The TP record looks like this:

# tracer: nop
#
# _-----=> irqs-off
# / _----=> need-resched
# | / _---=> hardirq/softirq
# || / _--=> preempt-depth
# ||| / delay
# TASK-PID CPU# |||| TIMESTAMP FUNCTION
# | | | |||| | |
kworker/1:1-91 [001] .... 97.021806: mce_record: CPU: 0, MCGc/s: 0/0, MC5: 9600410000000e0f, IPID: 0000000000000000, ADDR/MISC/SYND: 0000000097370d7b/0000000000000000/0000000000000000, RIP: 00:<0000000000000000>, TSC: 5c226747ec, PROCESSOR: 2:0, TIME: 0, SOCKET: 0, APIC: 0 MC5 Error: CPU Watchdog timer expire.

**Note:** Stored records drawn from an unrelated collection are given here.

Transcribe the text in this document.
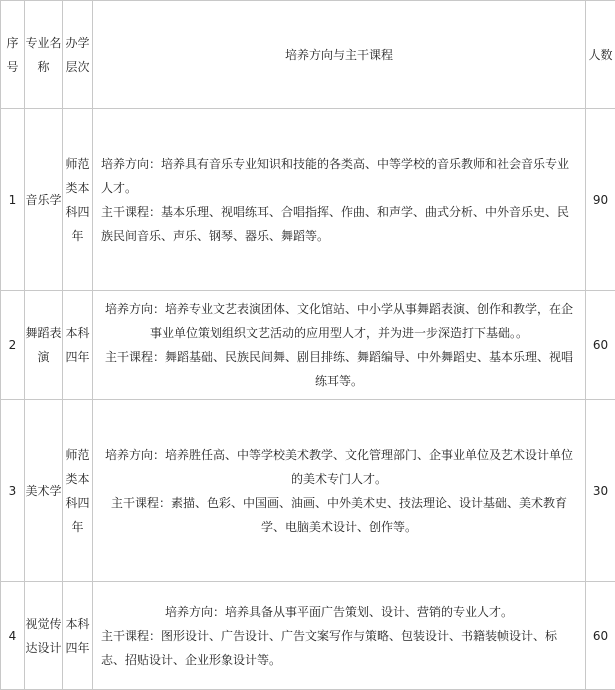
序号	专业名称	办学层次	培养方向与主干课程	人数
1	音乐学	师范类本科四年	培养方向：培养具有音乐专业知识和技能的各类高、中等学校的音乐教师和社会音乐专业人才。

主干课程：基本乐理、视唱练耳、合唱指挥、作曲、和声学、曲式分析、中外音乐史、民族民间音乐、声乐、钢琴、器乐、舞蹈等。	90
2	舞蹈表演	本科四年	培养方向：培养专业文艺表演团体、文化馆站、中小学从事舞蹈表演、创作和教学，在企事业单位策划组织文艺活动的应用型人才，并为进一步深造打下基础。。

主干课程：舞蹈基础、民族民间舞、剧目排练、舞蹈编导、中外舞蹈史、基本乐理、视唱练耳等。	60
3	美术学	师范类本科四年	培养方向：培养胜任高、中等学校美术教学、文化管理部门、企事业单位及艺术设计单位的美术专门人才。

主干课程：素描、色彩、中国画、油画、中外美术史、技法理论、设计基础、美术教育学、电脑美术设计、创作等。	30
4	视觉传达设计	本科四年	培养方向：培养具备从事平面广告策划、设计、营销的专业人才。

主干课程：图形设计、广告设计、广告文案写作与策略、包装设计、书籍装帧设计、标志、招贴设计、企业形象设计等。	60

and userspace can pick apart the fields, as before.

Next step is adding that to rasdaemon.

Thanks.

Changelog:
==========

v1:

here's a first stab at adding a tracepoint which dumps the decoded MCE
string to userspace. The main idea is to have the decoding functionality
in the kernel and depending on whether you have userspace consumers
listening or not, to dump the error to the tracepoint or to dmesg.

In either case, we do the decoding in the kernel and don't need special
userspace. Furthermore, adding new CPU support will have to be done only
in one place.

First 6 patches are cleanups which are good to have regardless, IMO.

Any constructive comments and suggestions are appreciated.

Thanks.

P.S., Thanks to Rostedt for the input!

Borislav Petkov (7):
x86/mce: Handle an in-kernel MCE decoder
x86/mce: Extend the MCE tracepoint with a decoded string
seq_buf: Add seq_buf_clear_buf()
seq_buf: Export seq_buf_printf() to modules
EDAC, mce_amd: Convert to seq_buf
EDAC, mce_amd: Issue the decoded info through the TP or printk()
x86/mce: Issue the mcelog --ascii message on !AMD

arch/x86/include/asm/mce.h | 4 +-
arch/x86/kernel/cpu/mcheck/mce.c | 14 +-
drivers/edac/mce_amd.c | 279 ++++++++++++++++++++++++---------------
include/linux/seq_buf.h | 7 +
include/trace/events/mce.h | 11 +-
lib/seq_buf.c | 1 +
6 files changed, 204 insertions(+), 112 deletions(-)

--
2.13.0